Caves paved with linoleum

Remember those book banners whose knickers were all twisted up over this collection? I bet this week’s stories, “Baptizing” and “Epilogue: The Photographer”, really got them going.

Del has ::whispers:: met a boy.

She’s still sorting out what that means. She’s still unsure what it means to be a boy.

“He could not do otherwise; he was what he seemed. I, whose natural boundaries were so much more ambiguous, who soaked up protective coloration wherever it might be found, began to see that it might be restful to be like Jerry.”

And she’s equally uncertain what it means to be a girl, what limitations and possibilities exist for her.

“I wanted men to love me, and I wanted to think of the universe when I looked at the moon. I felt trapped, stranded; it seemed there had to be a choice where there couldn’t be a choice.”

And the instruction that she receives from her boyfriend’s mother doesn’t sit quite right with her. In fact, his mother’s suggestion that Del get herself fitted for a diaphragm rankles Del.

Certainly it doesn’t fit with what her own mother would have offered as advice, with what Del’s mother would have thought appropriate for a girl, for a woman.

“ firmly was she convinced that sex was something no woman — no intelligent woman — would ever submit to unless she had to. I really liked that better.
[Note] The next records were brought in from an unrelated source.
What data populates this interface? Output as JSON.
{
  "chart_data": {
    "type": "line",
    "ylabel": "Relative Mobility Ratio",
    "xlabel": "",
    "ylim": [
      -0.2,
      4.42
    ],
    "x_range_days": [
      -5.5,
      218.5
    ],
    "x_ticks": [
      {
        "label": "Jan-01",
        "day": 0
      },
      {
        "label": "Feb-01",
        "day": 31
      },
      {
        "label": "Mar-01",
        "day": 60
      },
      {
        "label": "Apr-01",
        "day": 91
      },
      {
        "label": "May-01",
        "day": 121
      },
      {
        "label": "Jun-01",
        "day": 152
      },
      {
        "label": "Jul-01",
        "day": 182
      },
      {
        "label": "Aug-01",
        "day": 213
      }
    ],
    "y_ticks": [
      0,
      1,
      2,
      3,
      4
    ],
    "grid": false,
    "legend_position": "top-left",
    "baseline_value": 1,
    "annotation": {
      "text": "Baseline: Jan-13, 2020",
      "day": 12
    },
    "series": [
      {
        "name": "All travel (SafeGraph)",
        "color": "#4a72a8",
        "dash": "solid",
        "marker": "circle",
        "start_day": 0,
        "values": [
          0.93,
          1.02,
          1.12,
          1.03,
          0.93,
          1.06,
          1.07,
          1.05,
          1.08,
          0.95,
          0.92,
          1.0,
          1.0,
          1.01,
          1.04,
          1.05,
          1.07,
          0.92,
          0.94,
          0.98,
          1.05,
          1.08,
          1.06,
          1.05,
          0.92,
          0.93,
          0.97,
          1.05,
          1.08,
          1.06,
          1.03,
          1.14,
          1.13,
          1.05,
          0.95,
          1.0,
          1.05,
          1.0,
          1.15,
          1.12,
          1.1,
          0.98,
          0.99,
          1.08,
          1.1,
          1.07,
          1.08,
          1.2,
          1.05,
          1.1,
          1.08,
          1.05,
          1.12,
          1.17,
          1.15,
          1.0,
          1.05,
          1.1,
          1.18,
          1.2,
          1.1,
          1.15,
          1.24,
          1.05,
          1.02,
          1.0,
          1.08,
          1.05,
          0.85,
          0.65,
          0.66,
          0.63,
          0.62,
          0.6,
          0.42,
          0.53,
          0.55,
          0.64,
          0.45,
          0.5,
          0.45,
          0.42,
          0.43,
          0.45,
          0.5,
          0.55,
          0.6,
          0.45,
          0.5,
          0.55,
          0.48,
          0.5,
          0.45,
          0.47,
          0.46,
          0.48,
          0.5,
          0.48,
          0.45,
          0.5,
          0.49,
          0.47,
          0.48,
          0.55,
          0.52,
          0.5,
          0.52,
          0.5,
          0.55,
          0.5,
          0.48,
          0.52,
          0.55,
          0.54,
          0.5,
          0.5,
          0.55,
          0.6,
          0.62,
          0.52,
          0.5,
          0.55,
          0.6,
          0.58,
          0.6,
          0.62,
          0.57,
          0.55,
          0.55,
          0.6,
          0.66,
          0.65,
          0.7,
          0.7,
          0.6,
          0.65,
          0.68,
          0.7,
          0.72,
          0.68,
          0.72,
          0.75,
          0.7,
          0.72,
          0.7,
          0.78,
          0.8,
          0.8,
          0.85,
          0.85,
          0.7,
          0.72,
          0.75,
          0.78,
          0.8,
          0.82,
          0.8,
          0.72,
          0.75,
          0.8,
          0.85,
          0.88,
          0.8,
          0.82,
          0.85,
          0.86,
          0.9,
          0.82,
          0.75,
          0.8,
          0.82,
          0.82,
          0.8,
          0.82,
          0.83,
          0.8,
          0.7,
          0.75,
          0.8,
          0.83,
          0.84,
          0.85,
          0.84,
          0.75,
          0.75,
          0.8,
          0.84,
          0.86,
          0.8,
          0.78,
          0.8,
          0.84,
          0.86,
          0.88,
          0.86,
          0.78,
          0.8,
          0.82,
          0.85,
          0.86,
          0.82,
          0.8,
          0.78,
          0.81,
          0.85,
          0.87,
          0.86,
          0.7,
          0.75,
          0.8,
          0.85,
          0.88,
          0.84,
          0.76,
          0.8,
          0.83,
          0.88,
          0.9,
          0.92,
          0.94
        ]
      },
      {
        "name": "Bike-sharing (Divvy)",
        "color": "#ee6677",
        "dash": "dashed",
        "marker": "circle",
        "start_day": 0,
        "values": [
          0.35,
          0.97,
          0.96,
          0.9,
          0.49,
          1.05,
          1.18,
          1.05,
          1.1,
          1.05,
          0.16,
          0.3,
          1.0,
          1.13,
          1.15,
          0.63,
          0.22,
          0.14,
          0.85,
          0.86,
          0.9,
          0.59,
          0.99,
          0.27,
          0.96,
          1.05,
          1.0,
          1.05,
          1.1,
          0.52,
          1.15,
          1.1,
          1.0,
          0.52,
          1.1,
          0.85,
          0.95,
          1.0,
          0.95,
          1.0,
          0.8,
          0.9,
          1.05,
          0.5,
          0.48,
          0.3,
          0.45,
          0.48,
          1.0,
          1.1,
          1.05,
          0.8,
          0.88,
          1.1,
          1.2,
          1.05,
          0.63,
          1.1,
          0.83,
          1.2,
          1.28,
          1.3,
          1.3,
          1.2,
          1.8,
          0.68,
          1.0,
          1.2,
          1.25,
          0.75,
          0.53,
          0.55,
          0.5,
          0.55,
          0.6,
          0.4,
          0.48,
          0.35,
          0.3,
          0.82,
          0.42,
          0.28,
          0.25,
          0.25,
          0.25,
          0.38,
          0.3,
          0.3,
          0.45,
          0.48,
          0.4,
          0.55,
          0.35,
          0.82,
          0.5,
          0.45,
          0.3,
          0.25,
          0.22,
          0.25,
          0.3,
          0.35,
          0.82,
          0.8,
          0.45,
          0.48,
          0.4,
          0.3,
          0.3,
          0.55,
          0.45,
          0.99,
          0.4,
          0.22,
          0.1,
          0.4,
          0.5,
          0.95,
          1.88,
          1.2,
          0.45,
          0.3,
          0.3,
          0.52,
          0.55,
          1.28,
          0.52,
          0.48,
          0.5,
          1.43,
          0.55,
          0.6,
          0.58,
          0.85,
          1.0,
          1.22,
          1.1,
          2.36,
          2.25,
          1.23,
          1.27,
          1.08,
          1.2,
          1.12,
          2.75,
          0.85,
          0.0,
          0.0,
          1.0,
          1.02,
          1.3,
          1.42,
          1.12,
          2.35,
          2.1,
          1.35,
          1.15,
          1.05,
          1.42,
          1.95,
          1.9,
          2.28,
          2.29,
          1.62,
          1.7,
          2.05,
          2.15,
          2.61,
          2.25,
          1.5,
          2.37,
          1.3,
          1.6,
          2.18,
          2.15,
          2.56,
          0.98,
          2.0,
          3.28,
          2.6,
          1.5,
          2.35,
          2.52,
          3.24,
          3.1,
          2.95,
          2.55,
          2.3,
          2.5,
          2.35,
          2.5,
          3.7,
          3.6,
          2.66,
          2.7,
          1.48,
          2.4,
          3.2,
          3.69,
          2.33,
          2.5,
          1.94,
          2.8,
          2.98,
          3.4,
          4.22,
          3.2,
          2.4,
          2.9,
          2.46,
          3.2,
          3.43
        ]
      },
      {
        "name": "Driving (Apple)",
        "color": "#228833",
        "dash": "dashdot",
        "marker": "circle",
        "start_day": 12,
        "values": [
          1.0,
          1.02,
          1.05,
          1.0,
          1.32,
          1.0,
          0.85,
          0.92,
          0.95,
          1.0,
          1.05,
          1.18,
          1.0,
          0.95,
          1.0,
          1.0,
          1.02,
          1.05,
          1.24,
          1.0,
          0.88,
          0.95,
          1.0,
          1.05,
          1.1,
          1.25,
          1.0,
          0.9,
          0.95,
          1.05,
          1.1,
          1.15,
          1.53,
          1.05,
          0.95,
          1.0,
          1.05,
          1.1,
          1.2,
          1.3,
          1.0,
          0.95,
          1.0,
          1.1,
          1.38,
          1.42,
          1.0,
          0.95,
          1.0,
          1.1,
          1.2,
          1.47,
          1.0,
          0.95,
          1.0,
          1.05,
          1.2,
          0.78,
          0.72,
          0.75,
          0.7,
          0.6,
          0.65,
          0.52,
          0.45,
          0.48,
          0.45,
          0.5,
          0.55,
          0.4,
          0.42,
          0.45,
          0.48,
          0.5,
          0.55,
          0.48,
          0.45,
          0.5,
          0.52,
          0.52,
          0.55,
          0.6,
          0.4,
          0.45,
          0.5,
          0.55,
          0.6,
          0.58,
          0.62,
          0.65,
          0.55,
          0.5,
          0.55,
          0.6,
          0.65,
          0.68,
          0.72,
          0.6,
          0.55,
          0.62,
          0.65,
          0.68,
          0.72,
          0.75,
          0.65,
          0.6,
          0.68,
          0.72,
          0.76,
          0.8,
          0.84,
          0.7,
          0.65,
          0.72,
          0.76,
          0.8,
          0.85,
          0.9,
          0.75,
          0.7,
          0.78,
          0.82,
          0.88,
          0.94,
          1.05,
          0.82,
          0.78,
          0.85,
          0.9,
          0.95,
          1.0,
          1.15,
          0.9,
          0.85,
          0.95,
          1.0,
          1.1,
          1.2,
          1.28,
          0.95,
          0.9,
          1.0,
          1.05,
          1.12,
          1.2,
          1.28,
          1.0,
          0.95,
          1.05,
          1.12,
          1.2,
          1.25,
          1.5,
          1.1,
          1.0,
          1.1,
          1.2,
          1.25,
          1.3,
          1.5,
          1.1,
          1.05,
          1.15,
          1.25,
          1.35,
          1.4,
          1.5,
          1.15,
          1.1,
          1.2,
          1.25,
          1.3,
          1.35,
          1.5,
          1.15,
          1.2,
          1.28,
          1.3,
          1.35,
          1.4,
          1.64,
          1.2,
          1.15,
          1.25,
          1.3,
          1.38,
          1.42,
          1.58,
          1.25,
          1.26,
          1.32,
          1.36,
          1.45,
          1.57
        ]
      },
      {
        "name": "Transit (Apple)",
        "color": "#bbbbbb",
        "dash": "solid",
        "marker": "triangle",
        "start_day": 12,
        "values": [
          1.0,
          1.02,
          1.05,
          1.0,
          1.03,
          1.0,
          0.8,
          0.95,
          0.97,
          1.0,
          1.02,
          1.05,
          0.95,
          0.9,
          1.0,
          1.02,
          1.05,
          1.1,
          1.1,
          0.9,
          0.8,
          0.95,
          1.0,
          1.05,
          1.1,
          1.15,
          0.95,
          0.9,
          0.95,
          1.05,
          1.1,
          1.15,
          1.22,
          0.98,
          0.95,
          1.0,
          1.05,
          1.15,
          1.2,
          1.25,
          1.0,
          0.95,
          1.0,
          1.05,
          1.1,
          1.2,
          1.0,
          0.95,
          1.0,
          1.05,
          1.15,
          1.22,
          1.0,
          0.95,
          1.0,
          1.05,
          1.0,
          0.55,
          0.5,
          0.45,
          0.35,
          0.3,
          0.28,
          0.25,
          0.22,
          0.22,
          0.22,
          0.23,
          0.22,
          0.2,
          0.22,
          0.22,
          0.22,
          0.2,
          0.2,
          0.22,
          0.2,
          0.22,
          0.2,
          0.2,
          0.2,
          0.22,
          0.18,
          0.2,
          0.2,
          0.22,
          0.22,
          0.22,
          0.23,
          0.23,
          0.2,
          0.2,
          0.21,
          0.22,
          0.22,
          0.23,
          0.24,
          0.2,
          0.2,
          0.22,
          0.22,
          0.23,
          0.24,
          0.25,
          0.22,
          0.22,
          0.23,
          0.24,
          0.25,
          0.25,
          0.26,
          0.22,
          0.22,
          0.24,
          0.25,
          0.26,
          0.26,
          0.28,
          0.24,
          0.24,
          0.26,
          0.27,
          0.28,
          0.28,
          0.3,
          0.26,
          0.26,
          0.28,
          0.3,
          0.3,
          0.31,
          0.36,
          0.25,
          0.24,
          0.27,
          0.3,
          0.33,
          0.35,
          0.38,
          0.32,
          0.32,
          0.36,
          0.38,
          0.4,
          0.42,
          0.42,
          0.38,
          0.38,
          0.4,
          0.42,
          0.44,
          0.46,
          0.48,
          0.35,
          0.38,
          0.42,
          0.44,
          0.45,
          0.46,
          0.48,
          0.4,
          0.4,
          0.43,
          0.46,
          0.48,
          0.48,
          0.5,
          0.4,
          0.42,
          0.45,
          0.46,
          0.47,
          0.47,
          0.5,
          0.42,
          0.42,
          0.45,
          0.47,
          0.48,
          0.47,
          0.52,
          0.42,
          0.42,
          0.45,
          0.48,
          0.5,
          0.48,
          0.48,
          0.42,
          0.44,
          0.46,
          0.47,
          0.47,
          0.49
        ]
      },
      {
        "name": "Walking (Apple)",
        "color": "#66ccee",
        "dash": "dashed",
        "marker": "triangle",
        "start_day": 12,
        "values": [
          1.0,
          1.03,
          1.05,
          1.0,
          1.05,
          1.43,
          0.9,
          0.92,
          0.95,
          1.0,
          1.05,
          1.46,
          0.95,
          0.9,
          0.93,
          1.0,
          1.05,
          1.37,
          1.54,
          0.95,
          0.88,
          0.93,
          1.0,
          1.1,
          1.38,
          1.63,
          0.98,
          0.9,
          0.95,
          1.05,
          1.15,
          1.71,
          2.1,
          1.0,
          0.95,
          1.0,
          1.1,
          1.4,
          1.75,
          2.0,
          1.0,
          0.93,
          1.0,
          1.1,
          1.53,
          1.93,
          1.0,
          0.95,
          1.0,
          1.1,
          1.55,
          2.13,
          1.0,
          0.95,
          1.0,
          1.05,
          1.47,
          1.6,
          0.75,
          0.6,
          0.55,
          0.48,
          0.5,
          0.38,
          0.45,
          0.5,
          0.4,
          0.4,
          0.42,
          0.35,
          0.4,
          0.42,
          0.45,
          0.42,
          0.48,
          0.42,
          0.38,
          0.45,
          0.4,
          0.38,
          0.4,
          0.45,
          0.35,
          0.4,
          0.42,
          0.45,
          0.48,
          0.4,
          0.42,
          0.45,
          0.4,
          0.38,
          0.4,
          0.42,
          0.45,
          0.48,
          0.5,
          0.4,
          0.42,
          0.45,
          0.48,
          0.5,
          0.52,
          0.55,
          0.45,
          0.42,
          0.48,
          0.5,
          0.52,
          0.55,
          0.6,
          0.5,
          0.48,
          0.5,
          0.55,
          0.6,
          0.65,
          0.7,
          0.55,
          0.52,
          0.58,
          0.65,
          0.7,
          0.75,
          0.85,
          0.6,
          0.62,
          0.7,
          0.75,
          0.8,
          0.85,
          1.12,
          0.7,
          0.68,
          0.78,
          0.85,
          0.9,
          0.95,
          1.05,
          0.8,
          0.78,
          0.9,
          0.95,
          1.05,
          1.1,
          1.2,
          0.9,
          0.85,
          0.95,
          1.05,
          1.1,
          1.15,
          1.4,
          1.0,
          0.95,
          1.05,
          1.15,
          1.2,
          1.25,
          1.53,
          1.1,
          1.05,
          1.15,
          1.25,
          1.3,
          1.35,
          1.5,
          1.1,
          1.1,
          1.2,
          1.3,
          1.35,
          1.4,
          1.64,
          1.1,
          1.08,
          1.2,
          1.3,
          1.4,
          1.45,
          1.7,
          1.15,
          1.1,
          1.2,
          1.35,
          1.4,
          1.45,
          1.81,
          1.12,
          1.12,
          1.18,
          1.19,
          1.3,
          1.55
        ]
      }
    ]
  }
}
It seemed more fitting, in a mother, than Jerry’s mother’s preposterous acceptance, indecent practicality.”

It’s all a bit unsettling.

And then Del meets ::whispers:: another boy.

And it’s more than unsettling: it tosses all those ideas about girlhood and womanhood to the proverbial winds.

In these stories, as in the rest of 1971’s Lives of Girls and Women (and the author’s first collection, Dance of the Happy Shades), Del simply has to make her own way. It’s ordinary and extraordinary, all at once.

“People’s lives, in Jubilee as elsewhere, were dull, simple, amazing and unfathomable — deep caves paved with kitchen linoleum.”

The Flats Road; Heirs of the Living Body MAR9
Princess Ida; Age of Faith MAR16
Changes and Ceremonies; Lives of Girls and Women MAR23
Baptizing; Epilogue: The Photographer (above)

Up next: 1974’s Something I’ve Been Meaning to Tell You
** Dates to be determined following Orange Prize Season**
Something I’ve Been Meaning To Tell You; Material
How I Met My Husband;  Walking on Water
Forgiveness in Families; Tell Me Yes or No; The Found Boat
Executioners; Marrakesh; The Spanish Lady
Winter Wind; Memorial; The Ottawa Valley



  1. Buried In Print June 2, 2014 at 2:58 pm - Reply

    Commenting after rereading Sheila Munro’s Lives of Mothers & Daughters (2001): “The section that gave her the most difficulty, the one she worked on ‘about six times as hard as the rest of the novel,’ was the book’s epilogue, ‘The Photographer’. At first she didn’t believe she could bring herself to do it – to end with Del growing up to be the writer looking back and trying to make sense of her experience – thinking it would be ‘boring and cliched.’ Then, once she started working on it, she found she couldn’t leave it out. She was writing and rewriting it over several months, even sending off another ‘final’ last page after the manuscript had been mailed to the publishers.”

  2. Buried In Print April 9, 2011 at 5:56 pm - Reply

    Cookie – If you enjoyed Runaway that much, I’d guess that you’d also really enjoy Open Secrets, not as early a work as the one above, but earlier than TMH. Perhaps you’ll stumble upon a copy.

  3. anothercookiecrumbles April 3, 2011 at 5:18 pm - Reply

    I love Alice Munro – well, the one collection that I have read by her, anyway (Runaway). There’s just something simple and plain and to-the-point about her writing, but it’s still beautiful, poetic and thought-provoking.

    I’d love to read this someday, but the next collection that I’ll be reading is Too Much Happiness (simply because it’s happily sitting on my bookshelf!).